Continuing my thoughts on multi-cloud strategy, I thought I would do a writeup on some of the key features and functionality that I came across within AWS that can be leveraged for a multi-cloud environment/strategies. But first, some rants on Corey's blog here: https://www.lastweekinaws.com/blog/multi-cloud-is-the-worst-practice/ and Ben Kehoe (https://twitter.com/ben11kehoe/status/1266085955070500864).

Anyone, who has worked in a large enterprise, can simply reject these statements from the two gentlemen above because the person knows for a fact that:

  • Large org grows with acquisition too: Hence all possibility of multi-cloud.
  • Did someone say compliance?
  • Start development on AWS but what if you get significant discounts on placing Microsoft workload on Azure because of the EA. Or what if you have a data scientist team who tried and tested relevant GCP services.

I like the blog https://cloudirregular.substack.com/p/aws-hearts-multi-cloud-its-gonna?opt_id=undefined from
Forrest Brazeal who summed it up very nicely and practically.

Researching on some of the AWS services that can be leveraged with "multi-cloud environment", I found them scattered across the following categories:

  • Compute: Amazon Kubernetes Service and EKS anywhere (To be released in 2021). Within serverless compute, unless your software is carefully crafted and you program through best practices (like interfaces, Open-Close principles) etc, you are coupled with the Lambda service.
  • Data Store: Elasticache and ElasticSearch for open source caching and searching respectively. Your applications could be written against Memcached/Redis but underlying infrastructure could be running within any cloud. Same goes with RDS services like Aurora for MySQL and PG, RDS MySQL/PG, and other enterprise databases.
  • Networking: Aside from the VPN setup, there is nothing much thats in place. Afterall, the CSPs have their own set of network infrastructure. There are certainly partners who can assist here.

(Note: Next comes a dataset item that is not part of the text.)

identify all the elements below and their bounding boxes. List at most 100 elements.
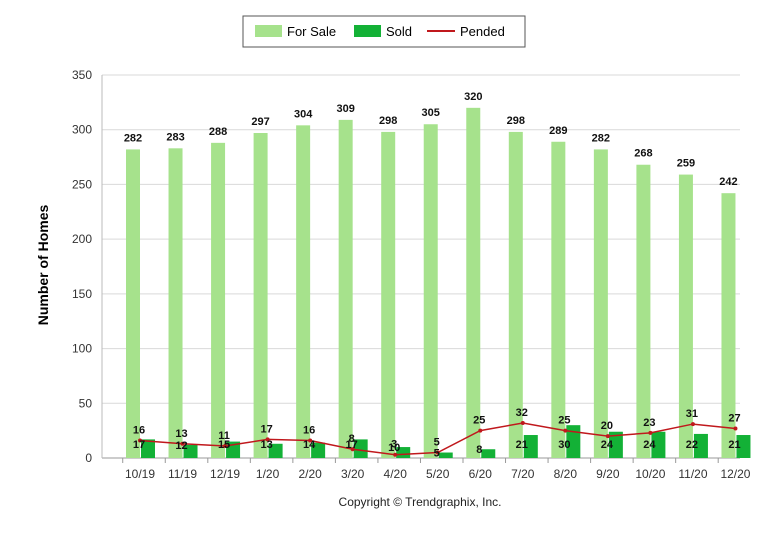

The way I see it, organizations need to protect, manage, enhance their business process and data. They must have organization policies/principles/SLA and regulations around it. Where their business services run should be secondary (supporting the business services). Because at the end of the day, whichever provider you choose for a specific workload or service, to a large extent you are already locked into the providers' technologies such as serverless function, monitoring capability, identity and authorization capabilities, networking, account and billing structures, etc. There is certainly no "cloud neutral" way around these aspects. You can possibly take help of the partners but I doubt even they are "true multicloud".